This morning the local classical station played Mikhail Ippolitov-Ivanov’s “Procession of the Sardar”, the final movement of his Caucasian Sketches No. 1.  Yes,  for those of you who know it, the piece is a fair example of a “pops” favorite – pleasant to listen to but pretty light, but I enjoy it nonetheless.

As is so often the case when I hear the piece, I found myself wondering, “Just what the heck is a Sardar?”  Well, a quick bit of research reveals that while the term these days is most relevant to Indian Sikhs, way back when it was a description of a feudal lord applicable all over southern Asia, from western Persia to all points east.  The music reflects this exoticism nicely.
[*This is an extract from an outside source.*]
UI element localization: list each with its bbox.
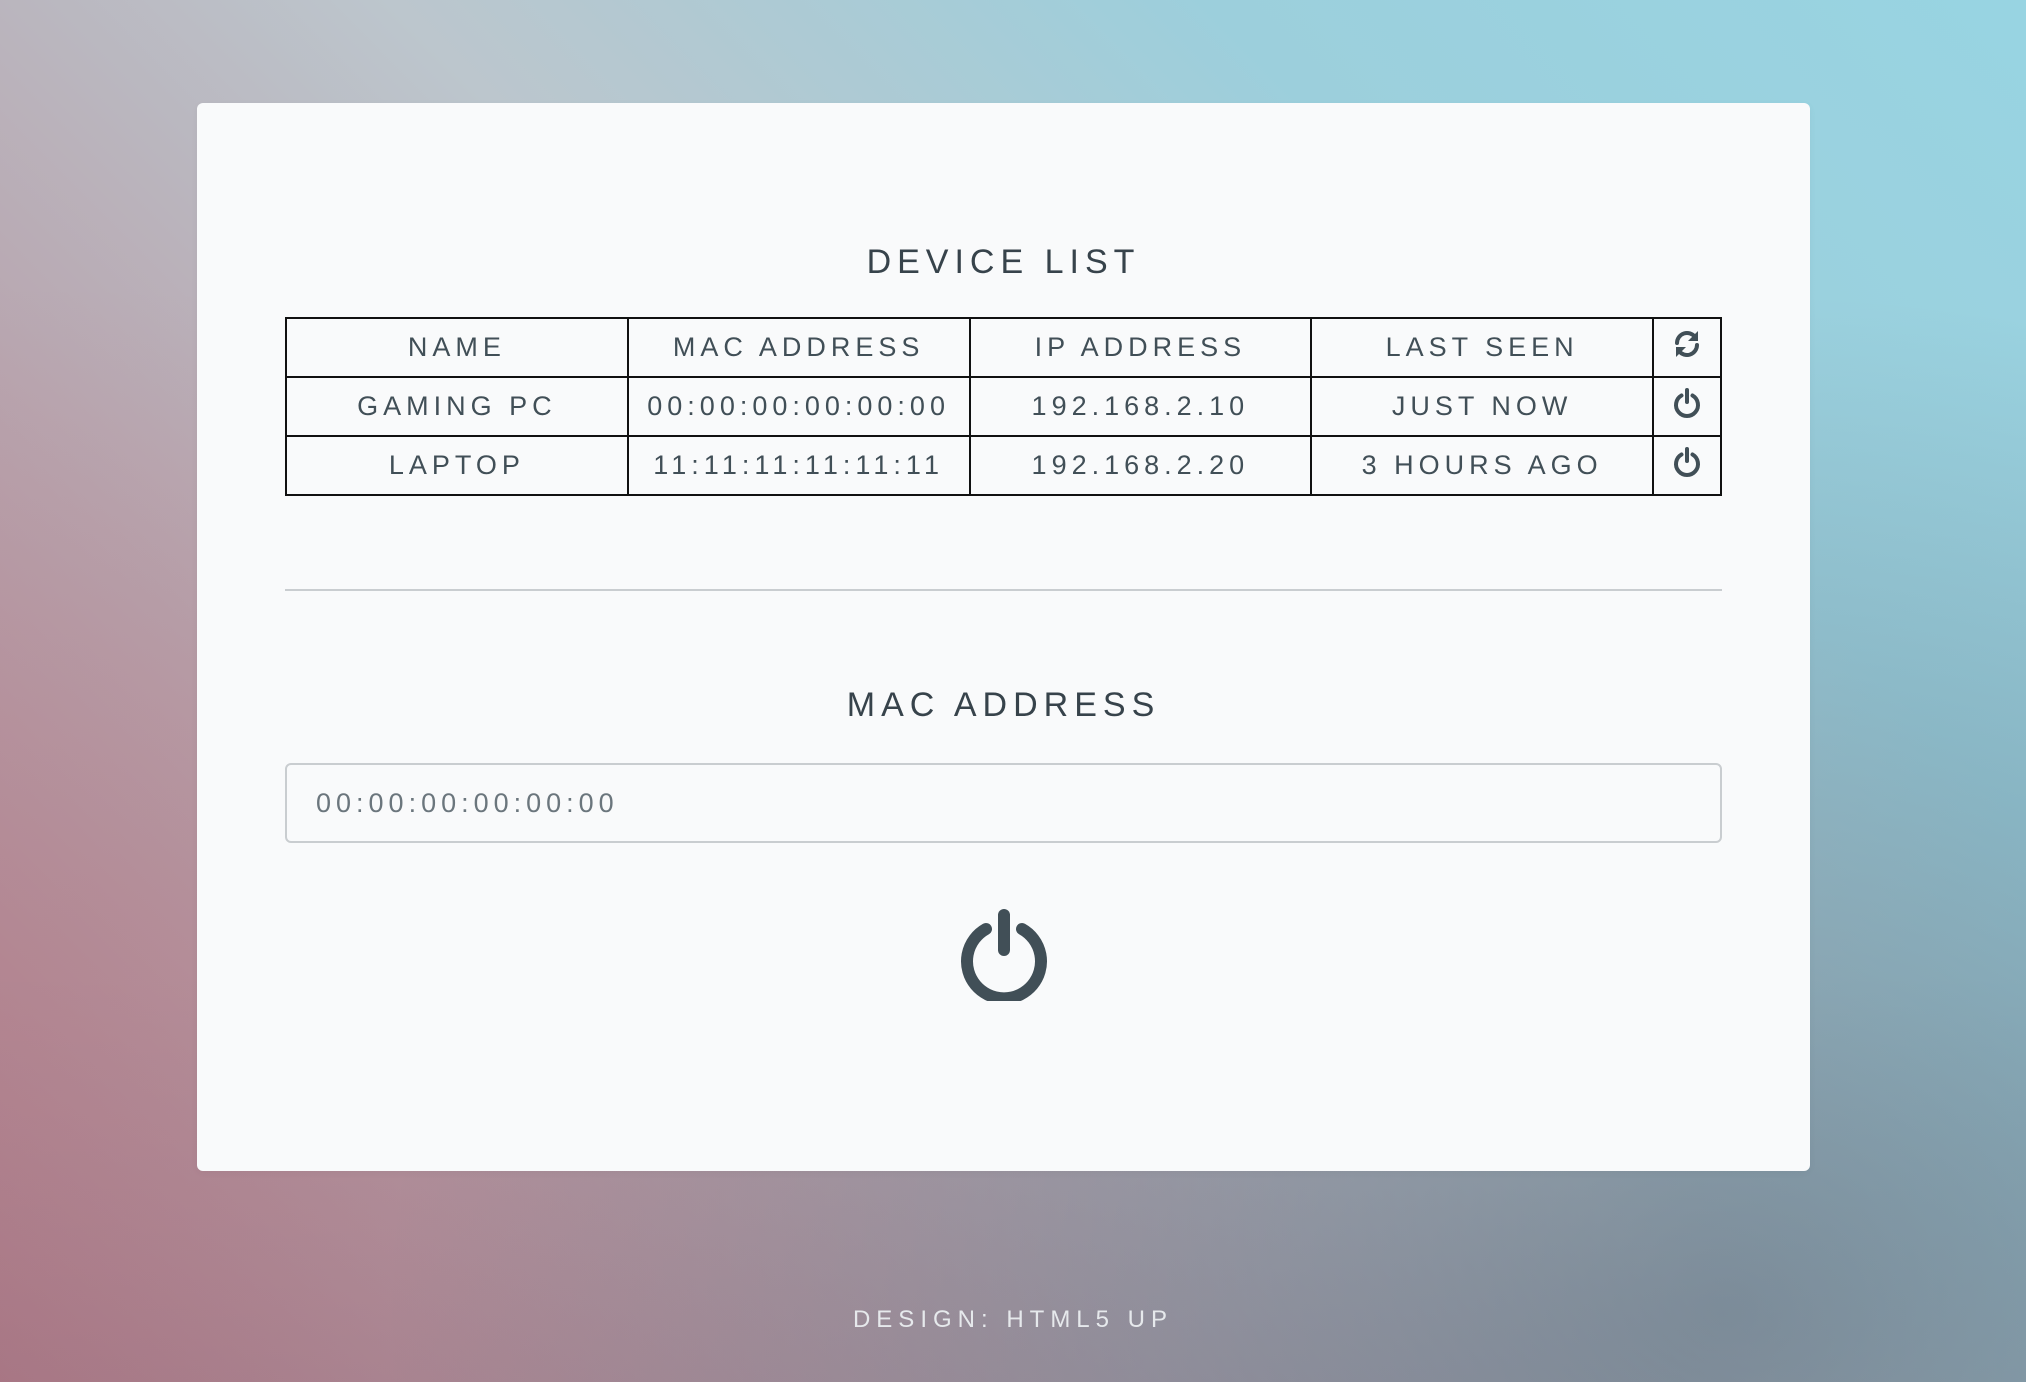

I have to confess that I have a weakness for this sort of thing.  Indeed, I readily listen to anything suggestive of the Turk, the Tatar, the Moor, the shadow of the Pyramids or the sands of Araby.  I’m certainly not the only one who feels this way, for composers have been inserting African and Asia themes and ideas into Western Musick for ever. Of course, I understand that this is in some sense simply a form of romanticism, the interest in and idealization of whatever lies over the horizon, but there again, this is a strain of Western Culchah stretching all the way back to Alexander the Great.

I suppose this is the difference explaining the fact that I can sit all the way through the endless repetitions of the theme in Lawrence of Arabia without a murmur and, indeed, even with enjoyment, while I am ready to stab my own eardrums with a pair of scissors after the first two minutes of “Lara’s Theme” from Dr. Zhivago.